I came across this poem by Ataturk in 1934, the words of which are inscribed on a memorial at ANZAC Cove in Turkey:
Those heroes that shed their blood
and lost their lives;
You are now lying in the soil of a friendly country.
Thereore rest in peace.
There is no difference between the Johnnies
and the Mehmets to us where they lie side by side
here in this country of ours.
You, the mothers,
who sent their sons from far away countryes,
wipe away your tears;
your sons are now lying in our bosom
and are in peace.
After having lost their lives on this land they have
become our sons as well.
Now on to some photographs of the later/second service. First here is one of the last remaining Rats of Tobruk, Maurice Buck. Our Rats of Tobruk, most of whom have passed away, are revered all over our wonderful country.
This is a little bit of information about the Rats of Tobruk (quoted from Wikipedia):
"The Rats of Tobruk was the name given to the soldiers of the garrison who held the Libyan port of Tobruk against the Afrika Corps, during the Siege of Tobruk in World War II. The siege started on 10 April 1941 and was finally relieved at the end of November."

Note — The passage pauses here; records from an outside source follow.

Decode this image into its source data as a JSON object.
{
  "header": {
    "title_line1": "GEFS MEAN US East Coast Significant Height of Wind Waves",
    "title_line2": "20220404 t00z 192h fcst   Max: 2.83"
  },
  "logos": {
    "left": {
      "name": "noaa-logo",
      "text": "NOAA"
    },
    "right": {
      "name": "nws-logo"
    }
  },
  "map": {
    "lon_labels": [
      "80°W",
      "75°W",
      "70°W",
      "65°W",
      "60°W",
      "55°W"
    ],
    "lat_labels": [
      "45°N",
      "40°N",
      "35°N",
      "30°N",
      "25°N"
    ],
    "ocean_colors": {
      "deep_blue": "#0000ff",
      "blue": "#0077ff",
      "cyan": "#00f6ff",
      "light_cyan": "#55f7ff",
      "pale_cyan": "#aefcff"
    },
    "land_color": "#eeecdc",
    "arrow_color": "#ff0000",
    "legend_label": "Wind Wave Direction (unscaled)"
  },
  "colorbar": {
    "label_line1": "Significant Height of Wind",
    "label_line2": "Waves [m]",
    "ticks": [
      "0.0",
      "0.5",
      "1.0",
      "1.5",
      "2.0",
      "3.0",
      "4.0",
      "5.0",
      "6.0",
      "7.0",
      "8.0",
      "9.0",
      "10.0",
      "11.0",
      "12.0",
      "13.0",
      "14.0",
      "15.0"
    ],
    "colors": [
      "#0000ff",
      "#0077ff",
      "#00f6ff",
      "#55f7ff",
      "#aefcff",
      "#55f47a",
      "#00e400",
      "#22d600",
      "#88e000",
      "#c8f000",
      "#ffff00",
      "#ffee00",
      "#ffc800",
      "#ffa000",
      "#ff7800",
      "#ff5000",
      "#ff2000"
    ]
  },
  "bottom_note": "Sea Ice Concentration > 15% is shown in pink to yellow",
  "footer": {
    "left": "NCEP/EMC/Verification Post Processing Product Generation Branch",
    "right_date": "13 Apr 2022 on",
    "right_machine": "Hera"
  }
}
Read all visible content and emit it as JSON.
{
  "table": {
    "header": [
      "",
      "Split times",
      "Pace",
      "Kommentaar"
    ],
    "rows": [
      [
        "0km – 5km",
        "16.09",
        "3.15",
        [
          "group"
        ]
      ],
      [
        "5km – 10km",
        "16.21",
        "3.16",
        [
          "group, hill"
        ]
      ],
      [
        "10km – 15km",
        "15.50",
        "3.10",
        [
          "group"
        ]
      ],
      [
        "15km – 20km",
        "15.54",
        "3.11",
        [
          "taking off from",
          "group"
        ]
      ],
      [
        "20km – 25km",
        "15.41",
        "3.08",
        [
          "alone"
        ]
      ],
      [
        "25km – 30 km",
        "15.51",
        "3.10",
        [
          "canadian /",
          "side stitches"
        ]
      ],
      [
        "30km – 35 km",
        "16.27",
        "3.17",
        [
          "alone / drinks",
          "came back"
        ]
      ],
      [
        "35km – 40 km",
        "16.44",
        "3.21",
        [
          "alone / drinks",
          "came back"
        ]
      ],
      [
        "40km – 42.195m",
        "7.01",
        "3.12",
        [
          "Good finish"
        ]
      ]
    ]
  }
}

My next photo is of a dear dear lady (and member of our Women's Auxiliary) Helen Wilson, who is herself an ex-servicewoman and something like 93 years of age:
Rarely do you ever see Helen without a smile ...
Here's a photo of 816 Naval Air Squadron who come up from Nowra in NSW each year, specifically for our ANZAC Day services:
Lastly, here's a photo of more ex-servicepeople marching with our good friend Rod Thimpson (ex Air Force) on the left:
Lest we forget those who gave the Supreme Sacrifice.